As those ice sheets grew during the Eocene-Oligocene transition, sea levels also fell by roughly 40 meters (131 feet), exposing swaths of previously submerged land in the wake of receding coastlines.
That dramatic drop in sea levels unleashed a major carbon transfer from coastal sediments into the atmosphere, according to the research team's analysis of ancient mud from the same time period collected near Jackson, Mississippi.
"We've unearthed information from the Mississippi mud to answer a key question about how Antarctic ice massively expanded to continental scale," says senior author Tom Dunkley Jones, a micropaleontologist and paleoceanographer at the University of Birmingham in the UK.
These Antarctic ice sheets, the study's authors note, originally formed due to the long-term burial of carbon in sediments, sequestering it away from the atmosphere, where it famously has a heat-trapping effect.

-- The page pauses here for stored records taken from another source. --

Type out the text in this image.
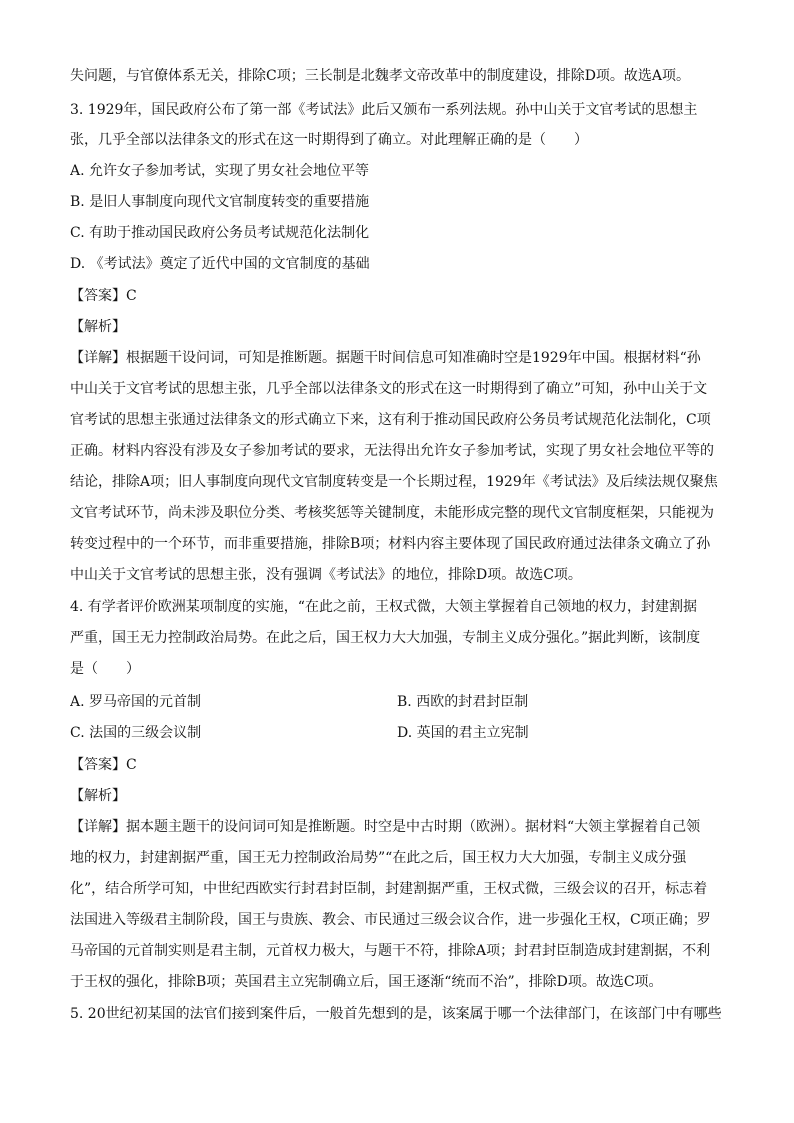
失问题，与官僚体系无关，排除C项；三长制是北魏孝文帝改革中的制度建设，排除D项。故选A项。
3. 1929年，国民政府公布了第一部《考试法》此后又颁布一系列法规。孙中山关于文官考试的思想主
张，几乎全部以法律条文的形式在这一时期得到了确立。对此理解正确的是（　　）
A. 允许女子参加考试，实现了男女社会地位平等
B. 是旧人事制度向现代文官制度转变的重要措施
C. 有助于推动国民政府公务员考试规范化法制化
D. 《考试法》奠定了近代中国的文官制度的基础
【答案】C
【解析】
【详解】根据题干设问词，可知是推断题。据题干时间信息可知准确时空是1929年中国。根据材料“孙
中山关于文官考试的思想主张，几乎全部以法律条文的形式在这一时期得到了确立”可知，孙中山关于文
官考试的思想主张通过法律条文的形式确立下来，这有利于推动国民政府公务员考试规范化法制化，C项
正确。材料内容没有涉及女子参加考试的要求，无法得出允许女子参加考试，实现了男女社会地位平等的
结论，排除A项；旧人事制度向现代文官制度转变是一个长期过程，1929年《考试法》及后续法规仅聚焦
文官考试环节，尚未涉及职位分类、考核奖惩等关键制度，未能形成完整的现代文官制度框架，只能视为
转变过程中的一个环节，而非重要措施，排除B项；材料内容主要体现了国民政府通过法律条文确立了孙
中山关于文官考试的思想主张，没有强调《考试法》的地位，排除D项。故选C项。
4. 有学者评价欧洲某项制度的实施，“在此之前，王权式微，大领主掌握着自己领地的权力，封建割据
严重，国王无力控制政治局势。在此之后，国王权力大大加强，专制主义成分强化。”据此判断，该制度
是（　　）
A. 罗马帝国的元首制	B. 西欧的封君封臣制
C. 法国的三级会议制	D. 英国的君主立宪制
【答案】C
【解析】
【详解】据本题主题干的设问词可知是推断题。时空是中古时期（欧洲）。据材料“大领主掌握着自己领
地的权力，封建割据严重，国王无力控制政治局势”“在此之后，国王权力大大加强，专制主义成分强
化”，结合所学可知，中世纪西欧实行封君封臣制，封建割据严重，王权式微，三级会议的召开，标志着
法国进入等级君主制阶段，国王与贵族、教会、市民通过三级会议合作，进一步强化王权，C项正确；罗
马帝国的元首制实则是君主制，元首权力极大，与题干不符，排除A项；封君封臣制造成封建割据，不利
于王权的强化，排除B项；英国君主立宪制确立后，国王逐渐“统而不治”，排除D项。故选C项。
5. 20世纪初某国的法官们接到案件后，一般首先想到的是，该案属于哪一个法律部门，在该部门中有哪些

That drop in atmospheric carbon also enabled Earth's broader transition to the cooler modern climate of the past 34 million years, they add, creating chillier conditions that helped massive ice sheets form in Antarctica, which in turn led to the global decrease in sea levels.
This all happened too quickly for many species to adapt, resulting in a widespread mass extinction as previous research has shown. This turbulent period is also known by the French nickname Grande Coupure, for "great cut."
"The Eocene-Oligocene transition is probably the planet's biggest climate cooling event and has had a major impact on the Earth's history," Dunkley Jones says.
Amid this overall cooling trend, however, falling sea levels caused by Antarctica's glaciation also led to another, opposing trend, Dunkley Jones and his colleagues report.
The retreating ocean laid bare large regions of coastal sediments, leaving them vulnerable to extreme erosion. These soft, soggy sediments contained large volumes of plant matter and other organic debris, which were no longer protected by seawater.
As these mangrove-like habitats dried out, their legacy of organic material was exposed to oxygen and became a feast for microbes, which released its sequestered carbon into the atmosphere as carbon dioxide.
"As sea levels fell over this transition, we can observe how a temporary brake on atmospheric cooling took place with the release of large amounts of carbon dioxide sequestered in coastal regions around the basin of the Mississippi River," Dunkley Jones says.
The transfer of carbon from these coastal sediments may not have stopped the planet's progression into the cooler Oligocene climate, the team notes, but it does reveal an important detail about how this complex system works.
"Our paper gives us a valuable new clue about how Earth's climate can undergo dramatic shifts and how this is often strongly linked to the biosphere and carbon cycle," says Kirsty Edgar, a micropaleontologist and paleoceanographer at the University of Birmingham.
The study examined marine clays from about 137 meters deep, comparing data from them with clues about the Eocene-Oligocene transition from elsewhere, especially the Pacific Ocean.
This revealed long-term changes in the accumulation of sediments, the researchers explain, clarifying the timing of sea-level declines that coincided with formation of the ice sheets.
"Understanding these past events gives us a clearer picture of the beauty and complexity of the Earth's climate and ecology," says Edgar.
The study was published in Nature Communications.